9. An access rights management system, characterized by The access control system adopts the process-aware zero-trust access control method for industrial internet as described in any one of claims 1 to 8 for access control; the access control system includes a policy execution module, a policy decision module, a policy information module, an offline analysis module, and a process-aware cache module; The process flow awareness caching module includes a session sequence matching submodule and a process flow template management submodule: The offline analysis module is used to generate multiple process flow sequence templates; The process flow template management submodule is used to solidify and store the process flow sequence templates to build a template library, and to map a corresponding strategy subset to each process flow sequence template. The strategy information module is used to obtain the multi-dimensional attributes corresponding to the access request; The policy execution module is used to generate a persistent session for the user and the device when the user’s first operation on the device is detected within a preset time period, so as to record the user’s device operation sequence on the device within the preset time period. When a user initiates an access request to the device, the operation corresponding to the access request is appended to the device operation sequence to form a prefix operation sequence; Based on the prefix operation sequence and the multidimensional attributes, an initial decision request is encapsulated. The session sequence matching submodule is used to pre-select process flow sequence templates based on the matching degree between the prefix operation sequence and each process flow sequence template in the template library; The process flow template management submodule is also used to obtain a subset of candidate strategies corresponding to the pre-selected process flow sequence template; The strategy execution module is further configured to append the subset of candidate strategies to the initial decision request to form a complete decision request; The strategy decision module is used to form a strategy search space based on the subset of candidate strategies in the complete decision request, so as to make an access decision for the complete decision request.

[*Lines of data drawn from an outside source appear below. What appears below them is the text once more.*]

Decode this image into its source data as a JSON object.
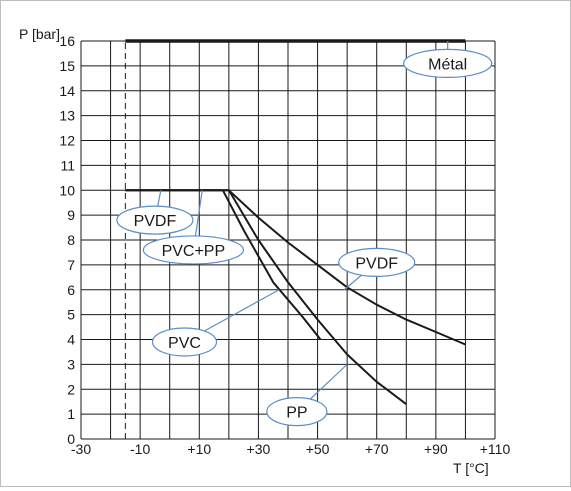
{
  "chart_data": {
    "type": "line",
    "ylabel": "P [bar]",
    "xlabel": "T [°C]",
    "xlim": [
      -30,
      110
    ],
    "ylim": [
      0,
      16
    ],
    "grid": true,
    "x_ticks": [
      "-30",
      "-10",
      "+10",
      "+30",
      "+50",
      "+70",
      "+90",
      "+110"
    ],
    "y_ticks": [
      "0",
      "1",
      "2",
      "3",
      "4",
      "5",
      "6",
      "7",
      "8",
      "9",
      "10",
      "11",
      "12",
      "13",
      "14",
      "15",
      "16"
    ],
    "reference_line_x": -15,
    "colors": {
      "grid": "#1a1a1a",
      "curve": "#1a1a1a",
      "callout": "#5b8ec7"
    },
    "series": [
      {
        "name": "Métal",
        "x": [
          -15,
          100
        ],
        "y": [
          16,
          16
        ]
      },
      {
        "name": "PVDF",
        "x": [
          -15,
          20,
          30,
          40,
          50,
          60,
          70,
          80,
          90,
          100
        ],
        "y": [
          10,
          10,
          8.9,
          7.9,
          7.0,
          6.1,
          5.4,
          4.8,
          4.3,
          3.8
        ]
      },
      {
        "name": "PVC",
        "x": [
          -15,
          18,
          25,
          35,
          45,
          51
        ],
        "y": [
          10,
          10,
          8.4,
          6.3,
          4.9,
          4.0
        ]
      },
      {
        "name": "PP",
        "x": [
          -15,
          20,
          30,
          40,
          50,
          60,
          70,
          80
        ],
        "y": [
          10,
          10,
          8.0,
          6.3,
          4.8,
          3.4,
          2.3,
          1.4
        ]
      }
    ],
    "annotations": [
      {
        "label": "Métal",
        "x": 94,
        "y": 15.1,
        "target_x": 94,
        "target_y": 16
      },
      {
        "label": "PVDF",
        "x": -5,
        "y": 8.8,
        "target_x": -3,
        "target_y": 10
      },
      {
        "label": "PVC+PP",
        "x": 8,
        "y": 7.6,
        "target_x": 11,
        "target_y": 10
      },
      {
        "label": "PVDF",
        "x": 70,
        "y": 7.1,
        "target_x": 59,
        "target_y": 6.0
      },
      {
        "label": "PVC",
        "x": 5,
        "y": 3.9,
        "target_x": 37,
        "target_y": 6.0
      },
      {
        "label": "PP",
        "x": 43,
        "y": 1.1,
        "target_x": 60,
        "target_y": 3.0
      }
    ]
  }
}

10. The access rights management system of claim 9, wherein, The system also includes: a policy management module; The strategy management module is used to store the full strategy library; The strategy decision module is further configured to: when there is no process sequence template in the template library that matches the prefix operation sequence, obtain and load a preset full strategy library, and evaluate the access request in conjunction with the obtained multidimensional attributes to make an access decision.